Старик заходит внутрь конюшни, оттуда доносится невообразимый мат.
Через несколько секунд он появляется вновь, неся седло и сбрую, которые и отдает Платону Григорьевичу. Тот обряжает коня, а потом несколько раз проводит Чертушку под уздцы по кругу и наконец зовет к себе истомившегося пацаненка:
– Не передумал, бала?
– Не можно никак, деда!..
– Добре! – усмехается Платон Григорьевич и, взяв его за шкирку, как щенка, бросает в высокое казачье седло. Чертушка от неожиданности прыгает в сторону и вновь поднимается в свечку.
– Держись, бала!!! – кричит дед, отпуская узду.
Почувствовав свободу. Чертушка легко перемахивает жердяной забор и по древнему шляху, проходящему мимо конюшни, уходит наметом в лазоревый степной простор.
Старик в шинели, с волнением наблюдающий за происходящим, хватает деда Платона за плечо:
– Держится в седле малец! Едри его в корень, держится! Не по-русскому, по-нашему, по-казачьи – боком!
– В добрый час! – отвечает дед.
– А может, и впрямь, Платон Григорьевич, козацъкому роду нэма переводу, а?..
Дед усмехается в седые усы и, подняв руку, крестит степной простор.
– Святой Георгий – казачий заступник, поручаю тебе моего внука! – торжественно произносит он. – Храни его на всех его земных путях-дорогах: от пули злой, от сабли острой, от зависти людской, от ненависти вражеской, от горестей душевных и хворостей телесных, а пуще всего храни его от мыслей и дел бесчестных. Аминь!

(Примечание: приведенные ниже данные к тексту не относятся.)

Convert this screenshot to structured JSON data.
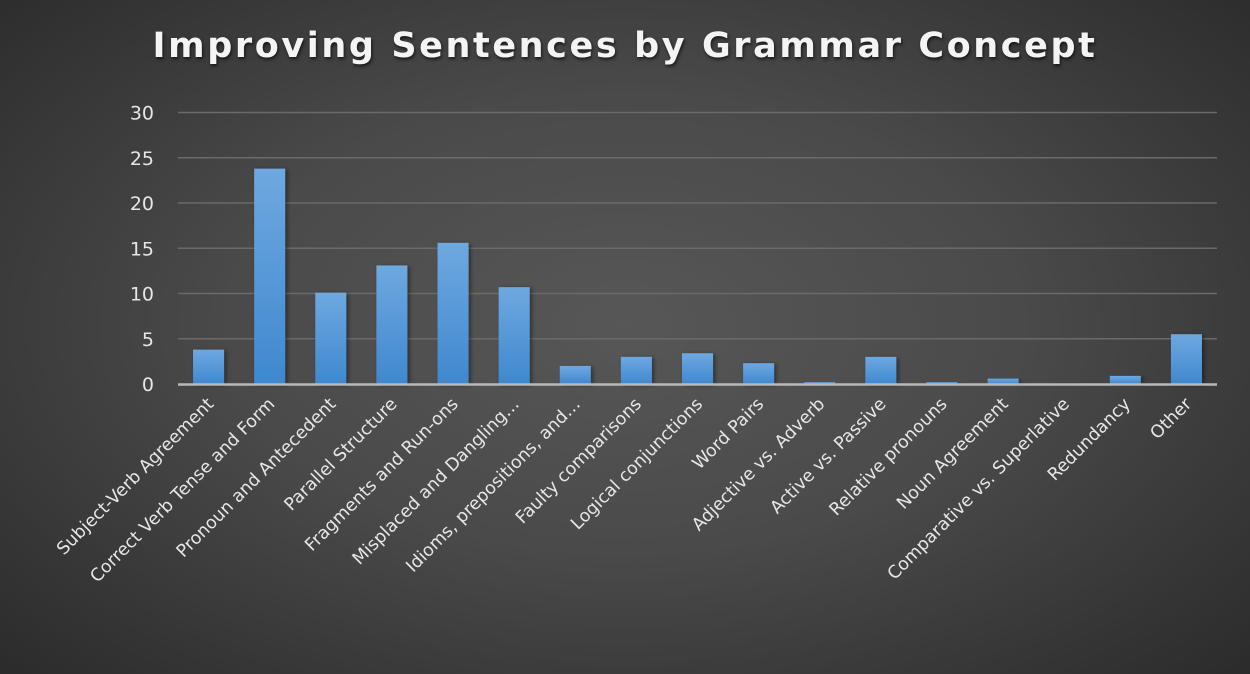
{
  "chart_data": {
    "type": "bar",
    "title": "Improving Sentences by Grammar Concept",
    "xlabel": "",
    "ylabel": "",
    "ylim": [
      0,
      30
    ],
    "yticks": [
      0,
      5,
      10,
      15,
      20,
      25,
      30
    ],
    "grid": true,
    "legend": null,
    "categories": [
      "Subject-Verb Agreement",
      "Correct Verb Tense and Form",
      "Pronoun and Antecedent",
      "Parallel Structure",
      "Fragments and Run-ons",
      "Misplaced and Dangling…",
      "Idioms, prepositions, and…",
      "Faulty comparisons",
      "Logical conjunctions",
      "Word Pairs",
      "Adjective vs. Adverb",
      "Active vs. Passive",
      "Relative pronouns",
      "Noun Agreement",
      "Comparative vs. Superlative",
      "Redundancy",
      "Other"
    ],
    "values": [
      3.8,
      23.8,
      10.1,
      13.1,
      15.6,
      10.7,
      2.0,
      3.0,
      3.4,
      2.3,
      0.2,
      3.0,
      0.2,
      0.6,
      0,
      0.9,
      5.5
    ],
    "colors": {
      "bar_top": "#6fa8e0",
      "bar_bottom": "#3f88cf",
      "gridline": "#6a6a6a",
      "axis": "#b9b9b9",
      "text": "#e6e6e6"
    }
  }
}
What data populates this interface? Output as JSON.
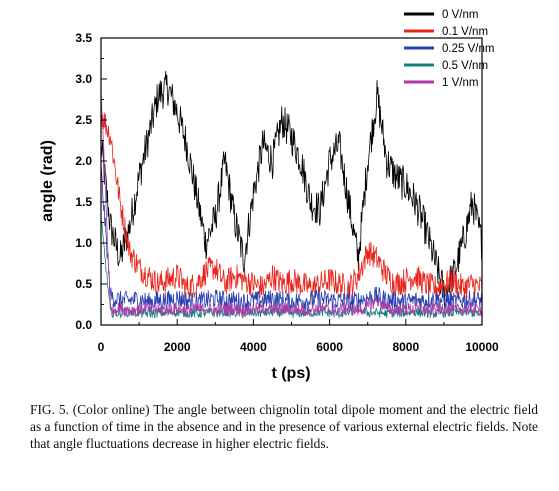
{
  "chart_data": {
    "type": "line",
    "xlabel": "t (ps)",
    "ylabel": "angle (rad)",
    "xlim": [
      0,
      10000
    ],
    "ylim": [
      0,
      3.5
    ],
    "xticks": [
      "0",
      "2000",
      "4000",
      "6000",
      "8000",
      "10000"
    ],
    "yticks": [
      "0.0",
      "0.5",
      "1.0",
      "1.5",
      "2.0",
      "2.5",
      "3.0",
      "3.5"
    ],
    "grid": false,
    "legend_position": "top-right",
    "series": [
      {
        "name": "0 V/nm",
        "color": "#000000",
        "x": [
          0,
          250,
          500,
          750,
          1000,
          1250,
          1500,
          1750,
          2000,
          2250,
          2500,
          2750,
          3000,
          3250,
          3500,
          3750,
          4000,
          4250,
          4500,
          4750,
          5000,
          5250,
          5500,
          5750,
          6000,
          6250,
          6500,
          6750,
          7000,
          7250,
          7500,
          7750,
          8000,
          8250,
          8500,
          8750,
          9000,
          9250,
          9500,
          9750,
          10000
        ],
        "values": [
          2.2,
          1.2,
          0.8,
          1.2,
          1.8,
          2.3,
          2.8,
          2.9,
          2.6,
          2.2,
          1.6,
          1.0,
          1.3,
          2.0,
          1.3,
          0.8,
          1.6,
          2.2,
          2.0,
          2.5,
          2.3,
          2.0,
          1.5,
          1.4,
          2.0,
          2.2,
          1.5,
          0.8,
          2.0,
          2.8,
          2.0,
          1.8,
          1.7,
          1.5,
          1.2,
          0.8,
          0.4,
          0.6,
          1.0,
          1.5,
          1.0
        ]
      },
      {
        "name": "0.1 V/nm",
        "color": "#e8241c",
        "x": [
          0,
          250,
          500,
          750,
          1000,
          1250,
          1500,
          1750,
          2000,
          2250,
          2500,
          2750,
          3000,
          3250,
          3500,
          3750,
          4000,
          4250,
          4500,
          4750,
          5000,
          5250,
          5500,
          5750,
          6000,
          6250,
          6500,
          6750,
          7000,
          7250,
          7500,
          7750,
          8000,
          8250,
          8500,
          8750,
          9000,
          9250,
          9500,
          9750,
          10000
        ],
        "values": [
          2.6,
          2.3,
          1.5,
          0.9,
          0.7,
          0.6,
          0.5,
          0.55,
          0.6,
          0.45,
          0.5,
          0.65,
          0.7,
          0.5,
          0.6,
          0.55,
          0.5,
          0.45,
          0.6,
          0.5,
          0.55,
          0.5,
          0.45,
          0.5,
          0.55,
          0.5,
          0.45,
          0.6,
          0.9,
          0.8,
          0.6,
          0.5,
          0.55,
          0.6,
          0.5,
          0.45,
          0.5,
          0.55,
          0.45,
          0.5,
          0.45
        ]
      },
      {
        "name": "0.25 V/nm",
        "color": "#2a3fb0",
        "x": [
          0,
          250,
          500,
          750,
          1000,
          1250,
          1500,
          1750,
          2000,
          2250,
          2500,
          2750,
          3000,
          3250,
          3500,
          3750,
          4000,
          4250,
          4500,
          4750,
          5000,
          5250,
          5500,
          5750,
          6000,
          6250,
          6500,
          6750,
          7000,
          7250,
          7500,
          7750,
          8000,
          8250,
          8500,
          8750,
          9000,
          9250,
          9500,
          9750,
          10000
        ],
        "values": [
          1.9,
          0.35,
          0.3,
          0.3,
          0.32,
          0.28,
          0.3,
          0.3,
          0.33,
          0.3,
          0.28,
          0.3,
          0.32,
          0.3,
          0.3,
          0.28,
          0.3,
          0.3,
          0.32,
          0.3,
          0.28,
          0.3,
          0.3,
          0.32,
          0.3,
          0.3,
          0.28,
          0.3,
          0.33,
          0.35,
          0.3,
          0.3,
          0.28,
          0.3,
          0.3,
          0.32,
          0.3,
          0.28,
          0.3,
          0.3,
          0.3
        ]
      },
      {
        "name": "0.5 V/nm",
        "color": "#0f8080",
        "x": [
          0,
          250,
          500,
          750,
          1000,
          1250,
          1500,
          1750,
          2000,
          2250,
          2500,
          2750,
          3000,
          3250,
          3500,
          3750,
          4000,
          4250,
          4500,
          4750,
          5000,
          5250,
          5500,
          5750,
          6000,
          6250,
          6500,
          6750,
          7000,
          7250,
          7500,
          7750,
          8000,
          8250,
          8500,
          8750,
          9000,
          9250,
          9500,
          9750,
          10000
        ],
        "values": [
          1.3,
          0.15,
          0.15,
          0.16,
          0.15,
          0.14,
          0.15,
          0.15,
          0.16,
          0.15,
          0.14,
          0.15,
          0.15,
          0.16,
          0.15,
          0.14,
          0.15,
          0.15,
          0.16,
          0.15,
          0.14,
          0.15,
          0.15,
          0.16,
          0.15,
          0.14,
          0.15,
          0.2,
          0.15,
          0.15,
          0.14,
          0.15,
          0.15,
          0.16,
          0.15,
          0.14,
          0.15,
          0.15,
          0.16,
          0.15,
          0.15
        ]
      },
      {
        "name": "1 V/nm",
        "color": "#b23aa8",
        "x": [
          0,
          250,
          500,
          750,
          1000,
          1250,
          1500,
          1750,
          2000,
          2250,
          2500,
          2750,
          3000,
          3250,
          3500,
          3750,
          4000,
          4250,
          4500,
          4750,
          5000,
          5250,
          5500,
          5750,
          6000,
          6250,
          6500,
          6750,
          7000,
          7250,
          7500,
          7750,
          8000,
          8250,
          8500,
          8750,
          9000,
          9250,
          9500,
          9750,
          10000
        ],
        "values": [
          2.9,
          0.18,
          0.2,
          0.18,
          0.19,
          0.2,
          0.18,
          0.19,
          0.2,
          0.18,
          0.19,
          0.2,
          0.18,
          0.19,
          0.2,
          0.18,
          0.19,
          0.2,
          0.18,
          0.19,
          0.2,
          0.18,
          0.19,
          0.2,
          0.18,
          0.19,
          0.2,
          0.18,
          0.22,
          0.3,
          0.2,
          0.18,
          0.19,
          0.2,
          0.18,
          0.19,
          0.2,
          0.18,
          0.19,
          0.2,
          0.18
        ]
      }
    ]
  },
  "caption": "FIG. 5. (Color online) The angle between chignolin total dipole moment and the electric field as a function of time in the absence and in the presence of various external electric fields. Note that angle fluctuations decrease in higher electric fields."
}
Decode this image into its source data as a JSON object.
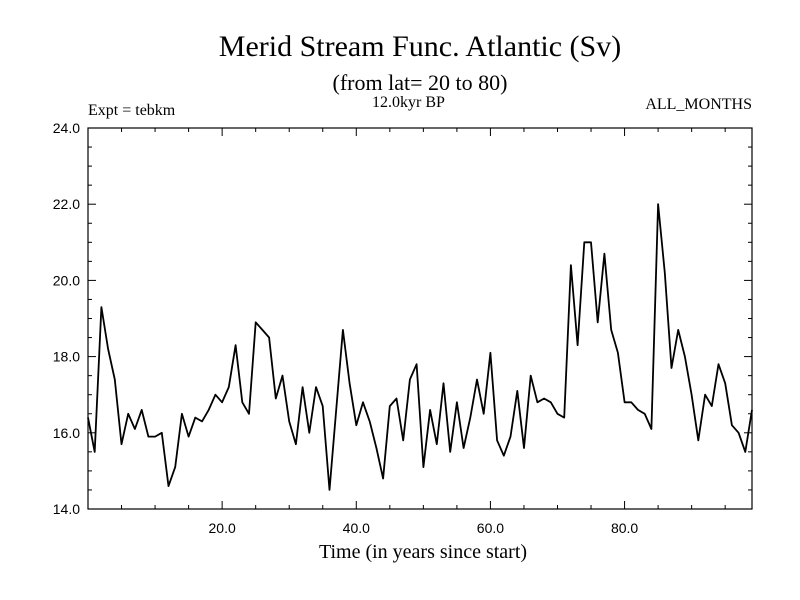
{
  "header": {
    "title": "Merid Stream Func. Atlantic (Sv)",
    "subtitle": "(from lat= 20 to 80)",
    "expt_label": "Expt = tebkm",
    "period_label": "12.0kyr BP",
    "months_label": "ALL_MONTHS"
  },
  "chart_data": {
    "type": "line",
    "title": "Merid Stream Func. Atlantic (Sv)",
    "subtitle": "(from lat= 20 to 80)",
    "xlabel": "Time (in years since start)",
    "ylabel": "",
    "xlim": [
      0,
      99
    ],
    "ylim": [
      14.0,
      24.0
    ],
    "xticks": [
      20,
      40,
      60,
      80
    ],
    "xtick_labels": [
      "20.0",
      "40.0",
      "60.0",
      "80.0"
    ],
    "yticks": [
      14,
      16,
      18,
      20,
      22,
      24
    ],
    "ytick_labels": [
      "14.0",
      "16.0",
      "18.0",
      "20.0",
      "22.0",
      "24.0"
    ],
    "grid": false,
    "series": [
      {
        "name": "tebkm",
        "x": [
          0,
          1,
          2,
          3,
          4,
          5,
          6,
          7,
          8,
          9,
          10,
          11,
          12,
          13,
          14,
          15,
          16,
          17,
          18,
          19,
          20,
          21,
          22,
          23,
          24,
          25,
          26,
          27,
          28,
          29,
          30,
          31,
          32,
          33,
          34,
          35,
          36,
          37,
          38,
          39,
          40,
          41,
          42,
          43,
          44,
          45,
          46,
          47,
          48,
          49,
          50,
          51,
          52,
          53,
          54,
          55,
          56,
          57,
          58,
          59,
          60,
          61,
          62,
          63,
          64,
          65,
          66,
          67,
          68,
          69,
          70,
          71,
          72,
          73,
          74,
          75,
          76,
          77,
          78,
          79,
          80,
          81,
          82,
          83,
          84,
          85,
          86,
          87,
          88,
          89,
          90,
          91,
          92,
          93,
          94,
          95,
          96,
          97,
          98,
          99
        ],
        "values": [
          16.4,
          15.5,
          19.3,
          18.2,
          17.4,
          15.7,
          16.5,
          16.1,
          16.6,
          15.9,
          15.9,
          16.0,
          14.6,
          15.1,
          16.5,
          15.9,
          16.4,
          16.3,
          16.6,
          17.0,
          16.8,
          17.2,
          18.3,
          16.8,
          16.5,
          18.9,
          18.7,
          18.5,
          16.9,
          17.5,
          16.3,
          15.7,
          17.2,
          16.0,
          17.2,
          16.7,
          14.5,
          16.6,
          18.7,
          17.3,
          16.2,
          16.8,
          16.3,
          15.6,
          14.8,
          16.7,
          16.9,
          15.8,
          17.4,
          17.8,
          15.1,
          16.6,
          15.7,
          17.3,
          15.5,
          16.8,
          15.6,
          16.4,
          17.4,
          16.5,
          18.1,
          15.8,
          15.4,
          15.9,
          17.1,
          15.6,
          17.5,
          16.8,
          16.9,
          16.8,
          16.5,
          16.4,
          20.4,
          18.3,
          21.0,
          21.0,
          18.9,
          20.7,
          18.7,
          18.1,
          16.8,
          16.8,
          16.6,
          16.5,
          16.1,
          22.0,
          20.2,
          17.7,
          18.7,
          18.0,
          17.0,
          15.8,
          17.0,
          16.7,
          17.8,
          17.3,
          16.2,
          16.0,
          15.5,
          16.6
        ]
      }
    ]
  }
}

А пацаненок тем временем мчится вперед, туда, где небо встречается с землей, где сияет клонящийся к закату золотой диск жаркого донского солнца. Степной коршун при приближении всадника нехотя взлетает с головы древней скифской бабы и описывает над шляхом круги. Пластается в бешеном намете Чертушка. Настоянный на молодой полыни, тугой ветер выбивает слезы из глаз пацаненка, раздирает его раскрытый в восторженном крике рот. Хлещет лицо соломенная грива коня, уходит под копыта древний шлях, плывут навстречу похожие на белопарусные фрегаты облака, летит по обе стороны шляха ковыльное разнотравье, а в нем сияют, переливаются лазорики – кроваво-красные степные тюльпаны. Говорят, что вырастают они там, где когда-то пролилась горячая кровь казаков, павших в святом бою.